Your business becomes a living concept the moment you start developing it from an abstract idea. As with all living things it has a business lifecycle, and it must be nurtured and catered for depending on which stage the business is in. Over the last few months, we’ve shared tactics and strategies that you can incorporate within each stage. If you’d like to start at the beginning of this series, click here.
At each stage of the development, it’s important to focus on the key aspects that your business requires to evolve at that particular moment. Your focus and priorities will change as your business grows; knowing when and how to make these changes is the key to the successful development of your business and long-term sustainable growth.
The Importance of the 5 stages of Growth
The stages of growth for any business can be broken down into 5 basic categories: Existence, Survival, Success, Take-off, and Resource Maturity. Each individual growth stage requires a different set of applied skills and resources. It’s important that you recognize the current stage of your business lifecycle so that you can better evaluate the resources required to nourish your business’ development and plan accordingly through each progressive stage.
7 Steps to Plan Your Business Lifecycle
1. Understand which stage you are currently in
Existing businesses often fail to accurately determine which stage of the lifecycle they are in. Referring to the previous articles in this series on the 5 stages of growth, you should be able to recognize which stage your business is at regardless of its age. Just because an established business has experienced growth does not necessarily mean that it has put in place an effective means to expand and cope with increased demand. Many businesses plateau at every stage because they believe they are operating at maximum capacity and don’t push through change or level up their game.
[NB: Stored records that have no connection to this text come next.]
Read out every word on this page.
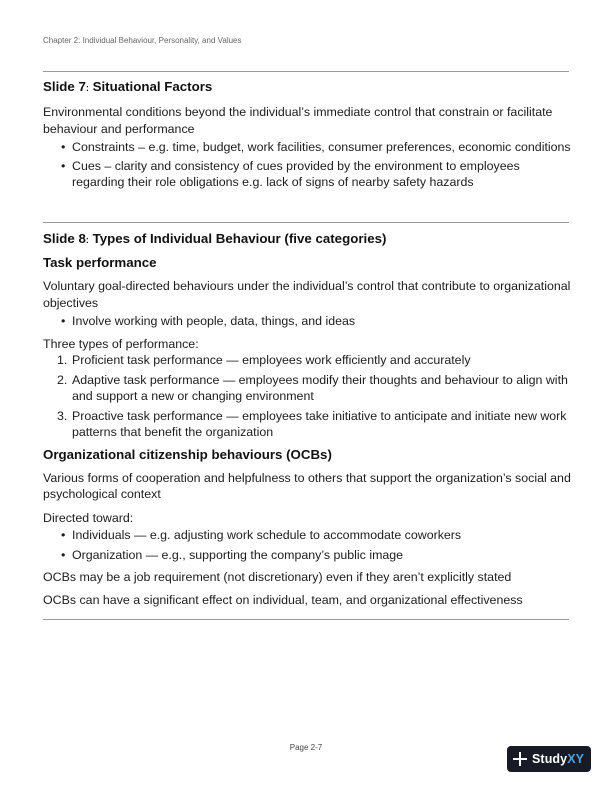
Chapter 2: Individual Behaviour, Personality, and Values
Slide 7: Situational Factors

Environmental conditions beyond the individual’s immediate control that constrain or facilitate behaviour and performance

• Constraints – e.g. time, budget, work facilities, consumer preferences, economic conditions
• Cues – clarity and consistency of cues provided by the environment to employees regarding their role obligations e.g. lack of signs of nearby safety hazards
Slide 8: Types of Individual Behaviour (five categories)
Task performance

Voluntary goal-directed behaviours under the individual’s control that contribute to organizational objectives

• Involve working with people, data, things, and ideas

Three types of performance:

1. Proficient task performance — employees work efficiently and accurately
2. Adaptive task performance — employees modify their thoughts and behaviour to align with and support a new or changing environment
3. Proactive task performance — employees take initiative to anticipate and initiate new work patterns that benefit the organization
Organizational citizenship behaviours (OCBs)

Various forms of cooperation and helpfulness to others that support the organization’s social and psychological context

Directed toward:

• Individuals — e.g. adjusting work schedule to accommodate coworkers
• Organization — e.g., supporting the company’s public image

OCBs may be a job requirement (not discretionary) even if they aren’t explicitly stated

OCBs can have a significant effect on individual, team, and organizational effectiveness

Page 2-7
StudyXY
2. Learn the risk factors and key management activities in each stage
It’s important to acknowledge that you will be under prepared for different tasks at each stage of your businesses lifecycle. By planning management activities and resources in advance, you’ll reduce the effect of these risks to your business.
Identify the expertise needed to perform each project and the resources needed to deal comfortably with demand. Then start planning.
3. Plan to mitigate or overcome the risks associated with each stage
Risk management should be carried out ahead of new tasks or projects. Risks should be monitored and evaluated on an ongoing basis. Risk responses are varied and can include:
- Avoidance—eradicates a specific threat, usually by stamping out the cause.
- Mitigation—condensing the anticipated monetary value of a risk by reducing the probability of occurrence.
- Acceptance—accepting the ramification of the risk. Usually with the provision of a well-drafted contingency plan ready to launch should the risk become unavoidable.
For every risk you encounter, you should conscientiously choose one of these responses.
4. Ensure you have adequate human, financial and technical resources
A business can’t evolve to its full potential without the provision of accessible resources. All of which, ultimately require funding. The objective is to estimate demand with as much accuracy as possible. Often times, it’s better to have demand slightly ahead of resources. But, you won’t be able to sustain that rate for long.
5. Build the right team
It is important to build a team that can do the work efficiently and without too much direction. Hire strategic thinkers and capable leaders. But don’t hire too many cooks. It’s better to have one main chef and servers rather than have many chefs and no one serving the food.
6. Manage but don’t micromanage
Once you have the right team, let go. Delegate the work to them and be available when your leaders need direction and coaching.
Your time is far better used assessing the results and the productivity of the team and guiding them towards the goal. By not getting too involved, you can recognize potential risks before they are problems. Observe from afar and let those who are capable get the work done.
7. Evaluate results
Good planning is based on accurate data and previous experiences. Regularly review plans and forecasts and evaluate the results continuously. This data will offer a strong indication of your ability to plan and predict the outcome.
The planning for your business lifecycle should be an on-going process. Identifying new risks, overcoming them, and comparing the results against the plan are essential in refining your ability to prepare for the next stage of your business life cycle.